I am working in the Breed4Food project in workpackage 4 "Genomic breeding program optimisation" (https://breed4food.com/). My goal is to develop methods that can potentially be used to improve any breeding program regardless of the species.
The two main focus areas are:
1) Improving selection. Traditionally, the animals with the best performance or with the best breeding value are selected as parents for the next generation. However, not the genetic value of the animal itself but its ability to produce selected offspring should be considered in parent selection. To select good parents, the Mendelian Sampling Variance needs to be taken into account. The aim of this topic is to develop and evaluate various criteria that consider MSV with regard to the ability to increase genetic gain.

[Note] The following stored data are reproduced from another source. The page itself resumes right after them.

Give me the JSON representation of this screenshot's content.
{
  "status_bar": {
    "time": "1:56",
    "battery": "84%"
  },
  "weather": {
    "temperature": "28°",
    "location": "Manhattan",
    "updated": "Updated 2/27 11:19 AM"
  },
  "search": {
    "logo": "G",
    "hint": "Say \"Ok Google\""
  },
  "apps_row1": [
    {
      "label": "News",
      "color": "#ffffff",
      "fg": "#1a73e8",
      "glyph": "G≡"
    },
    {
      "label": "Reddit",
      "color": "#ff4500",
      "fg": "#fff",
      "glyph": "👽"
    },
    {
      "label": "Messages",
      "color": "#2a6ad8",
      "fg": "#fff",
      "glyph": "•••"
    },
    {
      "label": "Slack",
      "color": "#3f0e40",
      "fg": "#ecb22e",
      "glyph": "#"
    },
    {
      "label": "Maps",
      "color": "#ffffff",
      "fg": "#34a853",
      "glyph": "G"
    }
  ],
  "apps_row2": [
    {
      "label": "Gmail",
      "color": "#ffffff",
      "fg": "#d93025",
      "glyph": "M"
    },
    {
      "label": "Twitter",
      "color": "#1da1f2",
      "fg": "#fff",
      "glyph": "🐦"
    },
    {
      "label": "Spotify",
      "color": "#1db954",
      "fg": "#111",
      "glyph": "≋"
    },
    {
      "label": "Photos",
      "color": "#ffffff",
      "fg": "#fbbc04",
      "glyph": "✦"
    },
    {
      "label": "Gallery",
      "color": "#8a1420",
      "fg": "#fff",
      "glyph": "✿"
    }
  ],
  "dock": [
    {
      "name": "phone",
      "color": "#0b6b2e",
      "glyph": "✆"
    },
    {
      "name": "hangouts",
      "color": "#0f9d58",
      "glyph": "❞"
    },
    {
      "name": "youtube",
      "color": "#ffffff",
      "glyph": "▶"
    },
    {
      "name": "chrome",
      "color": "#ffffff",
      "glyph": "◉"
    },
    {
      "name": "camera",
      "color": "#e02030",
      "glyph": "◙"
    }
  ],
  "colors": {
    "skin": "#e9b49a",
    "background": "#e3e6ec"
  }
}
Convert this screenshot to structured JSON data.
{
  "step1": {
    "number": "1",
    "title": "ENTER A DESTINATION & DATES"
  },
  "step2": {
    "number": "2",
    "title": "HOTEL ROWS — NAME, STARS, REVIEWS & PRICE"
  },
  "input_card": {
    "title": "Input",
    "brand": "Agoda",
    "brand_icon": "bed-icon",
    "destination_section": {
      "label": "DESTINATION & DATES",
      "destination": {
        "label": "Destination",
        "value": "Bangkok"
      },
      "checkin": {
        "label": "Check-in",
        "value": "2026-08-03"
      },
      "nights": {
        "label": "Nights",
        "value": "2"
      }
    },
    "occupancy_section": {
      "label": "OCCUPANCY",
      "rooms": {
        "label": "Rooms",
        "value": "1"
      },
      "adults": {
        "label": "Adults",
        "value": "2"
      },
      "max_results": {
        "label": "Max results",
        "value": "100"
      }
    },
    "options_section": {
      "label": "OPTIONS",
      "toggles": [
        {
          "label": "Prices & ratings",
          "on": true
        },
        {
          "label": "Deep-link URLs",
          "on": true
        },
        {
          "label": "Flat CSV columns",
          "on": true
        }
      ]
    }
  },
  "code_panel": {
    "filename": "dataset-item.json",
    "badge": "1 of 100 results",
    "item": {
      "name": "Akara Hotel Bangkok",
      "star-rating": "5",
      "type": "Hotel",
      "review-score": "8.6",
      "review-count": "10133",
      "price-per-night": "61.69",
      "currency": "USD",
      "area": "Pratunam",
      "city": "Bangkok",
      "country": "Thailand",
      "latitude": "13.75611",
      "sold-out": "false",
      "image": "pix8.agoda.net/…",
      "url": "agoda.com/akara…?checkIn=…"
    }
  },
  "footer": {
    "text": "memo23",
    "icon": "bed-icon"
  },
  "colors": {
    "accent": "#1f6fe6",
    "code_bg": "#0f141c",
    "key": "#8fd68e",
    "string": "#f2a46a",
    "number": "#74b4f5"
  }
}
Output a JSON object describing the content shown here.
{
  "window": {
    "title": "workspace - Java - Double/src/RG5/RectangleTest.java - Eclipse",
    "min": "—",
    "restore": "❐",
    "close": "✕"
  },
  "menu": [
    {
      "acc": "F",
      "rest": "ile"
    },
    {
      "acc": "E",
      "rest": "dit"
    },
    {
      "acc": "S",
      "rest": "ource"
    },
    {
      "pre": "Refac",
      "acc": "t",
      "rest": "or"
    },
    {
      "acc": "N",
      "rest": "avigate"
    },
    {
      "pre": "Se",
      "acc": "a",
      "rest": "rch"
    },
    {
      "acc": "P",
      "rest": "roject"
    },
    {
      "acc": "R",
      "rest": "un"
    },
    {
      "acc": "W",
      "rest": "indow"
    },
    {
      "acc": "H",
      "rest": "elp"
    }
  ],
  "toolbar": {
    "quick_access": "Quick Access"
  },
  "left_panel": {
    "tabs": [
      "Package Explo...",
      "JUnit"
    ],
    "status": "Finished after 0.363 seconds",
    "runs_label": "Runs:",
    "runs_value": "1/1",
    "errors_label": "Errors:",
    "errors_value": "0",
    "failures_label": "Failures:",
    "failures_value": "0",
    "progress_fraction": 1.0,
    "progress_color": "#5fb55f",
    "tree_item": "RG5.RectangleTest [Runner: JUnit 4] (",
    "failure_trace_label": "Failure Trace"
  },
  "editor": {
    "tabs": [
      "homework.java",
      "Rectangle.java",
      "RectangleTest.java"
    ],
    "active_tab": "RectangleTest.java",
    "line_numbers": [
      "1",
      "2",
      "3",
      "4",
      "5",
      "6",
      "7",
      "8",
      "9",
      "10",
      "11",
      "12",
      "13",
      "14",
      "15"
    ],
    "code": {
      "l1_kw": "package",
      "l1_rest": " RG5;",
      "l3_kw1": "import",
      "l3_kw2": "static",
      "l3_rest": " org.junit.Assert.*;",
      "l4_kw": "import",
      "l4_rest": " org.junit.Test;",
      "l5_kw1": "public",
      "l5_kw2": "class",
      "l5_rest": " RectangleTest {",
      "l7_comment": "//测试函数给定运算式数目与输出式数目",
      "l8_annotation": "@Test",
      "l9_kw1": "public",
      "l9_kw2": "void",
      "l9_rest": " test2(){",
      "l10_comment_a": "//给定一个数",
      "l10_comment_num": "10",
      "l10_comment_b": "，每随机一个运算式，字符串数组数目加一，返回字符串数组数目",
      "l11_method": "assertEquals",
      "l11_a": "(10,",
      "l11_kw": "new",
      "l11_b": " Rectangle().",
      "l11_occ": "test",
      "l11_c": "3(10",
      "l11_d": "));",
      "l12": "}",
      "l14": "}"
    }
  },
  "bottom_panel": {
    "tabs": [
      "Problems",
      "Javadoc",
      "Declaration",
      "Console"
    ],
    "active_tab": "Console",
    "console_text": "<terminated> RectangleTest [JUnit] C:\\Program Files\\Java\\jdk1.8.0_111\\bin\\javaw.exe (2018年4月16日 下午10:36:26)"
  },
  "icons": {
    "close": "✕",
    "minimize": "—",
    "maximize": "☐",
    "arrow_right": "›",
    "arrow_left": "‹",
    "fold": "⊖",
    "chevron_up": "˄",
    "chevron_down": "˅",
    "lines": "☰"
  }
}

2) Optimizing parameters of breeding programs. Breeding programs can be defined by many steps and actions that connect these steps (e.g. different selection intensities in a multi-stage selection program). To evaluate what values in each step (e.g. here: selection intensity) are best to bring the outcome of a breeding program as close as possible to its goal, a tool will be developed that gives the user recommendations what values should optimally be used for each parameter in the breeding program. This approachs does not require prior intuition for optimization and takes interdependency of parameters into account. This simplyfies the discovery of optimal settings.
The project is largely based on breeding program simulation. I am irregularly posting exemplary scripts on my GitHub (https://github.com/tobiasniehoff/exploring_MoBPS).
The techniques taht are developed in thsi project are validated and evaluated for contemporary commercial livestock breeding programs but can be applied to any other breeding program in principle.